Já em Moscou, passei no Hostel pra pegar minha mala que havia deixado lá, e de manhã cedo ir pro aeroporto. Lembro que a Vanessa me mandou uma mensagem falando que havia tido um atentado terrorista no aeroporto de Istambul um dia antes do meu voo, e fiquei meio sem entender, pois não havia acessado a internet. Logo depois minha mãe ligou no meu celular, chamada normal, estava nervosa, pois o atentado terrorista tinha matado quarenta e quatro pessoas horas atrás, e pra lá eu estava indo em poucas horas. Aí sim vi a gravidade da situação, e falei pra ela se acalmar, dizendo que se teve um atentado terrorista hoje, seria quase impossível ter outro, no mesmo lugar, vinte e quatro horas depois. A Vanessa estava uma pilha, pois ela já sabia do problema no avião, pois viu que durante horas no site flight radar que meu voo não saía de Ulan Ude, e eu não tinha internet no meu telefone pra avisar. Só consegui explicar pra ela do Hotel. Dei trabalho pra todo mundo.
Com isso, voei pra Istambul, e chegando lá, meu avião, por ter vindo da Rússia, e um dos terroristas do dia anterior tinha nacionalidade chechena, foi parado fora da área normal, e vi que havia muitos policiais, e quando descemos, a coisa ficou tensa.
Mais de dez cachorros e homens armados nos abordaram e revistaram, em uma área longe do terminal, e depois nos colocaram no ônibus, e tudo deu certo. O aeroporto estava tentado voltar à normalidade, mas parecia aeroporto militar de tanta gente armada.
Tranquilo, pois em algumas horas eu teria quase quatorze horas de voo até São Paulo e depois BH... eu já havia passado a noite anterior deitado em um pufe no aeroporto de Moscou esperando meu voo, e tive até que colocar despertador pra eu não perder o horário. 
 
Cheguei em SP, e no dia seguinte BH, e durante o voo de SP pra BH, o passageiro ao meu lado falou com uma pessoa: ”Cansativo demais isso aqui viu, tá louco, ainda tenho que pegar mais um voo pra chegar em Montes Claros”. Juro que ouvi isso, então fiquei quieto e dormi mais uns 20 minutos até pousar... Mal sabia aquela pessoa de onde eu estava vindo e se me perguntasse diria que acabei de chegar do fim do mundo! 



 
Dedico todos estes relatos à minha guria Vanessa, que teve a grandeza enorme de saber que sonho de criança não se pode negar, e que sabe que eu posso ir bem longe, mas sempre saberei o caminho de volta. Eu a levarei quem sabe um dia neste mesmo lago, porque me faltou fazer uma coisa, que era mergulhar profundo..

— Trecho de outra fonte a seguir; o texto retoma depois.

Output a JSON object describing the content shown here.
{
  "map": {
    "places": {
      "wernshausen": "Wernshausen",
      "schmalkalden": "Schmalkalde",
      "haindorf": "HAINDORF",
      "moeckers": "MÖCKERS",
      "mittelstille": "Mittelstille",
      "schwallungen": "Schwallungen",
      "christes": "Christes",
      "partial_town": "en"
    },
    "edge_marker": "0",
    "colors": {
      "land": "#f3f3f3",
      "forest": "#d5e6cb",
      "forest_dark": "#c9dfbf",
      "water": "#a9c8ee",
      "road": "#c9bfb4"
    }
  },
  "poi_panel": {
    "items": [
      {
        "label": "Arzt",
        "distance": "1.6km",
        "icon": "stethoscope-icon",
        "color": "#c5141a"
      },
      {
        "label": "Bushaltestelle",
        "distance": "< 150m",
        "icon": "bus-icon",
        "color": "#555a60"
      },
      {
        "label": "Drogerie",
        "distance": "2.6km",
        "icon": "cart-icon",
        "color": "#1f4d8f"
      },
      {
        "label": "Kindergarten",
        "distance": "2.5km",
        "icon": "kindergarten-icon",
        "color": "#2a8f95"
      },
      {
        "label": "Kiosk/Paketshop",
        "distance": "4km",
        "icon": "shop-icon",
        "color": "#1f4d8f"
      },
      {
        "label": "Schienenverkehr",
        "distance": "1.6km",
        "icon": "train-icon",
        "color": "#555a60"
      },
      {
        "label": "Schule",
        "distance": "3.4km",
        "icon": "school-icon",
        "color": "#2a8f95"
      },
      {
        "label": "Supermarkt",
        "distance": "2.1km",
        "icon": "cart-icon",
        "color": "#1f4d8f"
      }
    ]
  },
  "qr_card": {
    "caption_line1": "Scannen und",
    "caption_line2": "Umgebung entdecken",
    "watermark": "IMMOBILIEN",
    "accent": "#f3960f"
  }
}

Lembro minha mãe, que se mais nova, acho que faria o mesmo.

Agradeço à Barbara por publicar essas minhas impressões, pois não tenho redes sociais. Ela é uma das pessoas que sabem por que eu fui lá.

E uns amigos russos que já se foram, mas estão sempre perto: Fiodor Dostoievski, Lev Tolstoi, Vladmir Nabokov, Anton Tchekhov. Melhor má companhia que essa não há.

Julho de 2016
Stenio




domingo, 19 de fevereiro de 2017

Cada louco com sua loucura!! rs


Parte 4

Lystvianka / Lago Baikal
 
Cheguei nele. Vim de van, de carona, passando aperto e com medo de morrer. Motorista louco: quando de carona geralmente a gente não reclama, mas e se eu quisesse reclamar? De novo eu estava incomunicável, e eu rezei depois de anos e anos pra chegar.

Guimarães Rosa dizia que viver é negócio perigoso. Aqui é mais. E toda cagada tem um início, e essa se iniciou pelo fato de ter encontrado no ponto de carona em Irkutsky um eslovaco chamado Pedro. Ele fala 5 línguas, e um pouco de russo. Ótimo. E ele deu a ideia de pararmos no meio do caminho, antes do lago, no meio da floresta de Taiga, para conhecermos uma civilização siberiana que vive em casas de madeira há 200 anos, como se fosse um forte medieval, chamada de TALTSY, incrível, e eu já tinha ouvido falar, mas só acessível para não sei quem - talvez quem fale russo, e peça pro motorista da van parar perto da porteira na beira da rodovia. Então, depois de 50 minutos de viagem, o motorista da van lotada parou, e o Pedro falou apressado pra mim, vamos, é aqui, você não vem? 
 
E então eu disse pra ele: - É aqui mesmo? E ele me confirmou; Aí eu falei sim!!! O problema foi o seguinte, a van tinha umas cortinas bloqueando a visão das janelas, e eu não havia aberto a cortina para não acordar as pessoas dormindo e por isso eu não sabia a situação do lugar que me encontrava. Pronto, cagada feita, desci da van, e ela foi pro LAGO. 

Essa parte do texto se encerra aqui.